NeuroSpin Conferences

Hierarchical priors and stimulus familiarity facilitate neural prediction of naturalistic continuous input

From 2/16/2026 to 2/16/2026
NeuroSpin amphitheater + Zoom

​​​​​​​Talk from Ingmar Devries – Radboud University​​

Short abstract:​​

For adaptive behavior, our brain needs to continuously predict unfolding external events. While predictive processing theories propose such dynamic prediction, empirical evidence is often limited to static snapshots and indirect consequences of predictions. I will present a series of studies in which I investigated the continuous predictions themselves. I did so by applying a dynamic extension to representational similarity analysis (dRSA) to capture neural representations of unfolding events across hierarchical levels of processing (from perceptual to conceptual), by investigating the match between a temporally variable stimulus model at a given time-point and the neural representation across time. I will present evidence for neural (MEG) predictions of observed action sequences across hierarchical timescales, with high-level features predicted earlier in time and low-level features predicted closer to real-time. Second, disrupting high-level configural priors by up-down inversion of the action sequences, redirects predictions from high- to mid-level features.

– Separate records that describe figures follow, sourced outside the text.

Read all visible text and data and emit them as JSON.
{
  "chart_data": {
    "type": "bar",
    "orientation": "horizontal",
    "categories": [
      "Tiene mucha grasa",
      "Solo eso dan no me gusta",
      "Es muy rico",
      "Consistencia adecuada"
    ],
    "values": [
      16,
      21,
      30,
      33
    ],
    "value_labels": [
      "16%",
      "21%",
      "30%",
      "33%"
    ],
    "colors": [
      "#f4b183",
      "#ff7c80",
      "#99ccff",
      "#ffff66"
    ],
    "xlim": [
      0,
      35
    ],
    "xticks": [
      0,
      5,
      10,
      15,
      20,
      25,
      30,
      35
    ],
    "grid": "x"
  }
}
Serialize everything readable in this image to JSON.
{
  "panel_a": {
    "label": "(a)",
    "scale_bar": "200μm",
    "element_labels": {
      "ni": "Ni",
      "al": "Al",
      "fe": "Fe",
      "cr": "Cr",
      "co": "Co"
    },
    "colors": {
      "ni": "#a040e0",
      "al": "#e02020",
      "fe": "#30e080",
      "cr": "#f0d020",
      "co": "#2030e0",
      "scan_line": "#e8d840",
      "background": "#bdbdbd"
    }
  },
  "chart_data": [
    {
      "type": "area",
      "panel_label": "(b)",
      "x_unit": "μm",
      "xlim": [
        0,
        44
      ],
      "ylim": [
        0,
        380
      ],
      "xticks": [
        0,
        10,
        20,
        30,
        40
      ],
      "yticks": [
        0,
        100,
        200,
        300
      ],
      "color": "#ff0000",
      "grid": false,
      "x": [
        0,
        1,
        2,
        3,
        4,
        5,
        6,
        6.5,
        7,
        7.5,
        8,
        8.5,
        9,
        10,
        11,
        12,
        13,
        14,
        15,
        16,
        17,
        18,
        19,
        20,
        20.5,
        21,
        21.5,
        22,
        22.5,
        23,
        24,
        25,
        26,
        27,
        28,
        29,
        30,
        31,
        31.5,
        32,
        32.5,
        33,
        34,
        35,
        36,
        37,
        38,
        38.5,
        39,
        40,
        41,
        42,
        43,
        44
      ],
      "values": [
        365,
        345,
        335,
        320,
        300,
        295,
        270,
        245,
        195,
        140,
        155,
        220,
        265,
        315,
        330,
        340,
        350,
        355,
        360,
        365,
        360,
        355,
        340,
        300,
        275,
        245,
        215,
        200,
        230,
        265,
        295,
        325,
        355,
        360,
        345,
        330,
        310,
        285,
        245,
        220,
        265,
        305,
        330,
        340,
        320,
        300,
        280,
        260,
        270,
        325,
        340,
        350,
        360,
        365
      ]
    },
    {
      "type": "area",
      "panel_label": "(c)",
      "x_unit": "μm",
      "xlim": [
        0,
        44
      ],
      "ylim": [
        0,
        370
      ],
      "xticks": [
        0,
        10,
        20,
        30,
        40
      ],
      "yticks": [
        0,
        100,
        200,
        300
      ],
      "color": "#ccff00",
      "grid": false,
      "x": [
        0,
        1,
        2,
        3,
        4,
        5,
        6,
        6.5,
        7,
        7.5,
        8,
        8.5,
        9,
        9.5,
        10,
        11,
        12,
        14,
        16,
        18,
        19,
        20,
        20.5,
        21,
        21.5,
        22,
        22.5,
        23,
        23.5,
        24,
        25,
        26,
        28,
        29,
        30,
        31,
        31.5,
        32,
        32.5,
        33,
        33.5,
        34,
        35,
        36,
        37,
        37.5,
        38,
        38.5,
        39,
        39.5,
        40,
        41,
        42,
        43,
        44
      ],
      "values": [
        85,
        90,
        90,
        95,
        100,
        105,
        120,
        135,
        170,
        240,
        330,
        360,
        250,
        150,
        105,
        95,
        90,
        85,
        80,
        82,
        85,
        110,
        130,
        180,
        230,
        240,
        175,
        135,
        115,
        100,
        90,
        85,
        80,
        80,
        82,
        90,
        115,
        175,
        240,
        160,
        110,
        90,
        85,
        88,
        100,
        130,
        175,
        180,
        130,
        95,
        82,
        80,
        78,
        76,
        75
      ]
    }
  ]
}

Third, I extend these findings to naturalistic audio-visual free-view movie watching by showing earlier perceptual predictions compared to simple action sequences, and by showing that both neural predictions and anticipatory eye-movements emerge earlier with increased stimulus familiarity (i.e., second vs. first movie viewing). To conclude, I will show you how naturalistic continuous input is predicted across hierarchical timescales, and how high-level priors, stimulus complexity and familiarity advance both perceptual predictions and anticipatory eye-movements.